Dominique Heaggan-Brown, 24, was charged by District Attorney John Chisholm with first-degree reckless homicide, according to an online filing in Milwaukee County Circuit Court.

Heaggan-Brown is scheduled for an initial appearance on Friday, the filing said. A defense lawyer was not named.

Two nights of rioting erupted in August after Heaggan-Brown, who is also African-American, fatally shot Sylville Smith, 23, after a traffic stop.
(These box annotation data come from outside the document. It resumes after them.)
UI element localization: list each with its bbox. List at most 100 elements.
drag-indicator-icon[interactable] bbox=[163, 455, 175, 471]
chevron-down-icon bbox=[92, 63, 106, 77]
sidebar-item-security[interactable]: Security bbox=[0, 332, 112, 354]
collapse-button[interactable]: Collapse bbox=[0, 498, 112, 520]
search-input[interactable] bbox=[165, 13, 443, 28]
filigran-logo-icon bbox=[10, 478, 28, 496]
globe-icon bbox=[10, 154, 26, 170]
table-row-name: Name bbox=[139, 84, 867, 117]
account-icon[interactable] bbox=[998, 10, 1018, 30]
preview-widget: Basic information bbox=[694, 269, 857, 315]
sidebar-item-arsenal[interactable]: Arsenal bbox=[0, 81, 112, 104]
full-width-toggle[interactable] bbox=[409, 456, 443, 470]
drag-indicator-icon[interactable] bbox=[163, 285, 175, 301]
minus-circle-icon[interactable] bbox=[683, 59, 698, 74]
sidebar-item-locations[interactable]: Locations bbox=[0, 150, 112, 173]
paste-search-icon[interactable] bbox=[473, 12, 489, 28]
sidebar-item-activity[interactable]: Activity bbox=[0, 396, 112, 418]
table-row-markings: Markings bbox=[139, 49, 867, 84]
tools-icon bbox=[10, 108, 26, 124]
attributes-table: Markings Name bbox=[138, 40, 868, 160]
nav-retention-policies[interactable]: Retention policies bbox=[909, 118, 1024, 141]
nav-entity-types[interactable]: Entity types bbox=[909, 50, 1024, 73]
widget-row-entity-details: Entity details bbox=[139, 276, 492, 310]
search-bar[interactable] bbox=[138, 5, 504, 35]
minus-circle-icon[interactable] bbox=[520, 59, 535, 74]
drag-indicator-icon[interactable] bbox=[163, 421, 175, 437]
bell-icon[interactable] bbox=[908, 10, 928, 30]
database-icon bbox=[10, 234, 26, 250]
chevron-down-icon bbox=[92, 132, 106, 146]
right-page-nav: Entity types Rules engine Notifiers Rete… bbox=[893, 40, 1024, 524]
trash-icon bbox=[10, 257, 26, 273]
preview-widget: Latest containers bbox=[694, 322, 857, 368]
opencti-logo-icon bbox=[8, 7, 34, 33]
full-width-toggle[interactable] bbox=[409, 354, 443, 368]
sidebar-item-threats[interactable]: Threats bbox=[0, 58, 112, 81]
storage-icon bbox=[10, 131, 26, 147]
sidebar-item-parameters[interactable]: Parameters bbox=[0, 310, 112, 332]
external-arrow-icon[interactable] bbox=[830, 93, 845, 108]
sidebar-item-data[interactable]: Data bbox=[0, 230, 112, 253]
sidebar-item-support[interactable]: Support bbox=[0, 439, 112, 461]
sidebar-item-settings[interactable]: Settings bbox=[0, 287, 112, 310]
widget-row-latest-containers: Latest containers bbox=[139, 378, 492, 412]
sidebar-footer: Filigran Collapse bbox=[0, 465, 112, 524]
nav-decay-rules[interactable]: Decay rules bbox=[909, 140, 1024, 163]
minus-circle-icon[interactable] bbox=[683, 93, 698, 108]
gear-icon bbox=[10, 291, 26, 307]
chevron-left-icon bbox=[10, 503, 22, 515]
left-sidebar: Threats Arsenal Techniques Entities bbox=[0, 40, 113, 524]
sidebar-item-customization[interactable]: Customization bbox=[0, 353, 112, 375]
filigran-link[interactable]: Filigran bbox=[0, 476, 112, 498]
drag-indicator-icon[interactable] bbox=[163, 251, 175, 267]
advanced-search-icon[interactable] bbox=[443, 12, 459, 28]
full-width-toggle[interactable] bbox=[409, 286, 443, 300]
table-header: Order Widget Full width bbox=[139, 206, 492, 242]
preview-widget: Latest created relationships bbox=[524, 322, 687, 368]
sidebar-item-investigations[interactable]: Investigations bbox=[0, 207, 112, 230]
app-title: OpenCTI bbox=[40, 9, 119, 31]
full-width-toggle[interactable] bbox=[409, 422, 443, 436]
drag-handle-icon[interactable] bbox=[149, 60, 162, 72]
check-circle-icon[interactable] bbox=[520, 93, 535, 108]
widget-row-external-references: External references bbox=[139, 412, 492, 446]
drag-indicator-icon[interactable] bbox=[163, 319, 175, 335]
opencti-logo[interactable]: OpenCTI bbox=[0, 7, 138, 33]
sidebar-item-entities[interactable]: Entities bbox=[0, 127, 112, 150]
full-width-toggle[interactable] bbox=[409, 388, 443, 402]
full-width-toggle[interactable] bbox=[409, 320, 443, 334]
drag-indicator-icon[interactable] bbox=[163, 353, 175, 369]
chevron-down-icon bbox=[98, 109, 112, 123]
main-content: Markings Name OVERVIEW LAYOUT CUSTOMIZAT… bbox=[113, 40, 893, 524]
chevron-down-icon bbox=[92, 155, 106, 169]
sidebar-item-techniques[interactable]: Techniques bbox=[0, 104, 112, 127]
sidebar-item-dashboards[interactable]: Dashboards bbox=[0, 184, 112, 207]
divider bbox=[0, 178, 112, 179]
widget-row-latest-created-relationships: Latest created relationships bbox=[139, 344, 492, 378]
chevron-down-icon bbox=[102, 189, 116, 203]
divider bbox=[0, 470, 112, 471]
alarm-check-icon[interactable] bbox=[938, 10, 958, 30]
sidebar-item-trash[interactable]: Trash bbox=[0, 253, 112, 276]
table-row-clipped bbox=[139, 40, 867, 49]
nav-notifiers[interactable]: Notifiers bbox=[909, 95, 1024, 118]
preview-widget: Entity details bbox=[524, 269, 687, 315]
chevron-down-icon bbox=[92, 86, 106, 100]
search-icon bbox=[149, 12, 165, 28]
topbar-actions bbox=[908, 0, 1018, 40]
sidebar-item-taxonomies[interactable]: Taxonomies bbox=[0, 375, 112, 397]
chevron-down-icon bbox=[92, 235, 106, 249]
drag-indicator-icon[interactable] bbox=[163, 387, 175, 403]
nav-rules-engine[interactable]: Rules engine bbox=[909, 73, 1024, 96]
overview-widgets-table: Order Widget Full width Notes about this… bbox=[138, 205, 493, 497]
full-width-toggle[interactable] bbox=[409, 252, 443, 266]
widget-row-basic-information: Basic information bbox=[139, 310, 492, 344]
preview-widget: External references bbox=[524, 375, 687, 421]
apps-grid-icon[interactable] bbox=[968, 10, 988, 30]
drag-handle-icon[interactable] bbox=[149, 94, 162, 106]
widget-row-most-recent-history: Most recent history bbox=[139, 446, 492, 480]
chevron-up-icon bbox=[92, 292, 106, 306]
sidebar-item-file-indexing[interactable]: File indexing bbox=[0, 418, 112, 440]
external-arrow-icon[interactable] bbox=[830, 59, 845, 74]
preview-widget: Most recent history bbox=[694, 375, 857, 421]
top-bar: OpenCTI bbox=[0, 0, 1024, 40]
Police have said Smith was armed and ignored commands to drop his gun before he was shot.


Heaggan-Brown was fired from the police department in October in an unrelated case over sexual assault charges.

Milwaukee police chief Ed Flynn said that he was working under the assumption that there was more evidence that informed the district attorney's decision to charge Heaggan-Brown with reckless homicide than what was presented in the charging document.

"Quite honestly, looking at that document and the fact that two shots fired in 1.69 seconds and one is legal and one is not, that's a little bit difficult to understand or explain to the rank and file quite honestly," he told members of the media on Thursday evening.

"Clearly there must be additional information beyond what is in the document," he said.

Flynn had said previously that he believed the video showed Heaggan-Brown acting within the law and on Thursday he reiterated that he stood by that assessment.

Police killings of African-Americans in the United States have triggered public protests in recent years which have sometimes turned violent and have ignited a national debate over race and policing.

According to a Washington Post database, 912 people have been shot and killed by police in the United States so far this year. It also showed 991 people were shot and killed by U.S. police in 2015.